The employment program might consist of a temporary waiver of the payroll tax on employees under the age of 25 (among whom the unemployment rate now approaches a socially dangerous 35%) together with a modest tax credit for construction of accessory apartments in owner-occupied homes, which would stimulate the home improvement industry. Similar dispensations might be offered to newly organized land readjustment associations to redevelop urban and suburban blighted areas.

All this involves not feeding existing bureaucracies but dissolving them. This may be thought impossible, but the Roosevelt administration accomplished this quite successfully in a number of instances: the Glass-Steagall Act, the Public Utility Holding Company Act, the repeal of prohibition. If the Administration is willing to take on its public employee clients, it can acquire portions of the Perot-Tea Party constituency. If it is willing to take on its construction industry clients, it can foster pollution control, land-use reform, infrastructure improvement, and the renewal of cities. If it is willing to take on teachers’ unions, there are large constituencies in both inner cities and suburbs that will be pleased. There are also decisive suburban constituencies that do not favor recklessness in foreign policy or the militarization of law enforcement.

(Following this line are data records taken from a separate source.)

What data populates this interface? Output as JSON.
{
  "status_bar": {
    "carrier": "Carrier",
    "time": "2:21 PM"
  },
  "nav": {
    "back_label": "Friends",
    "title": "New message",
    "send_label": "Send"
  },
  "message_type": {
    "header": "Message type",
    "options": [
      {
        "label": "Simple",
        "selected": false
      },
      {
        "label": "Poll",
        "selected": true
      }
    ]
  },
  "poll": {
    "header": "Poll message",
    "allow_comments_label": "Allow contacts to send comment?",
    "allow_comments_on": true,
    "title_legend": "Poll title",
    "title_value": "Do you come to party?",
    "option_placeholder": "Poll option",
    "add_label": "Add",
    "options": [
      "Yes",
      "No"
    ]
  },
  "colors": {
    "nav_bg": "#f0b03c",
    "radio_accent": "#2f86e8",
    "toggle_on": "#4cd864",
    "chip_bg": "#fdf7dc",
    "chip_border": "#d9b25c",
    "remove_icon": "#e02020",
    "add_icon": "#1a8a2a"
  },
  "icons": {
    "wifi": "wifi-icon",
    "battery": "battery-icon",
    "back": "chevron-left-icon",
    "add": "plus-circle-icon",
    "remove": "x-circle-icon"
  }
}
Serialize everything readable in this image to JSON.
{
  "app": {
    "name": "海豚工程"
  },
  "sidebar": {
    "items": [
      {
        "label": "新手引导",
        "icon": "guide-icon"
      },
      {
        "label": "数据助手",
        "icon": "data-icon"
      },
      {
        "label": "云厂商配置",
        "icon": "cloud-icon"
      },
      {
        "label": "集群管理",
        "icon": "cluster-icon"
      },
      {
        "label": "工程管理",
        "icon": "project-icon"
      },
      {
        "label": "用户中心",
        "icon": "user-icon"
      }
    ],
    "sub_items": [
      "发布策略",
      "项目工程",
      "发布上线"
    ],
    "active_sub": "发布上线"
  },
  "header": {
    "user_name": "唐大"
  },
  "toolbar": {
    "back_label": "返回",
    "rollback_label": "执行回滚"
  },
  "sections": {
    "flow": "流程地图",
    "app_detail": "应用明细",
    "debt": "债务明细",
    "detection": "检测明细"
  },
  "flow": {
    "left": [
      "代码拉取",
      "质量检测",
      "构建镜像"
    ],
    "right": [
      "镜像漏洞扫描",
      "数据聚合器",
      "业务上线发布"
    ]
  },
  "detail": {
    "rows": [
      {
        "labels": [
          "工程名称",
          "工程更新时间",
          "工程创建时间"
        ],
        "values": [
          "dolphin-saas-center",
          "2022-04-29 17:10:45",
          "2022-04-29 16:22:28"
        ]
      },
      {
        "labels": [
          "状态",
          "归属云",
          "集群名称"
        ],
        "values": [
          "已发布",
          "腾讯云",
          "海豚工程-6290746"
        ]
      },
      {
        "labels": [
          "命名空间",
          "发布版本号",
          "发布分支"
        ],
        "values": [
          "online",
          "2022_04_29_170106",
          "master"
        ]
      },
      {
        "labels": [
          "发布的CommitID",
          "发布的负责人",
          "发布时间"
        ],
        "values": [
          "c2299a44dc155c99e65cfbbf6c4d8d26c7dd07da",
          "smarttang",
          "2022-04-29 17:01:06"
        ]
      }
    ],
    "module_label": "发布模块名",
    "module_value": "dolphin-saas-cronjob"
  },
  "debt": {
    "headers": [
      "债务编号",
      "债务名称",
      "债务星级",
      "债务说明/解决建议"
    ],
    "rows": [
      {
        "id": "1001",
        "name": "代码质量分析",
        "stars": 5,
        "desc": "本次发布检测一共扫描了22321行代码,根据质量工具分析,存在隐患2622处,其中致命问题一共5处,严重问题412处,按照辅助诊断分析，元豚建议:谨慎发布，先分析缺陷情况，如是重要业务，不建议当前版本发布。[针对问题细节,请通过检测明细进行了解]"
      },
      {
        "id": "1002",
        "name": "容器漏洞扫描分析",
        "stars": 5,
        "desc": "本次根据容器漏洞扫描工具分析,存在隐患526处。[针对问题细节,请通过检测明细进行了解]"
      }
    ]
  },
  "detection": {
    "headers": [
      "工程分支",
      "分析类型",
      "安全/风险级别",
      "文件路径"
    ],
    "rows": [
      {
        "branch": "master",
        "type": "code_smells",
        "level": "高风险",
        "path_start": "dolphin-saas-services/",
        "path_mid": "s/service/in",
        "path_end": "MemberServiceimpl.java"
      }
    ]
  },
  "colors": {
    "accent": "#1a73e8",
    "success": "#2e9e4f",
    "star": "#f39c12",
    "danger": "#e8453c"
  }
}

Mr. Obama has often taken the path of least resistance by pandering to the reactionaries in his own party and ignoring the fiscal realities and administrative difficulties of reform. His has been less of a reform administration than one that has subsidized defenders of a reckless and irresponsible status quo. He can now survive and prevail only by daring even more greatly, and getting serious about managing his government. The public would like to see him succeed with serious efforts to attack the real problems that threaten the financial survival and administrative integrity of the plethora of programs that now define Washington’s social policy.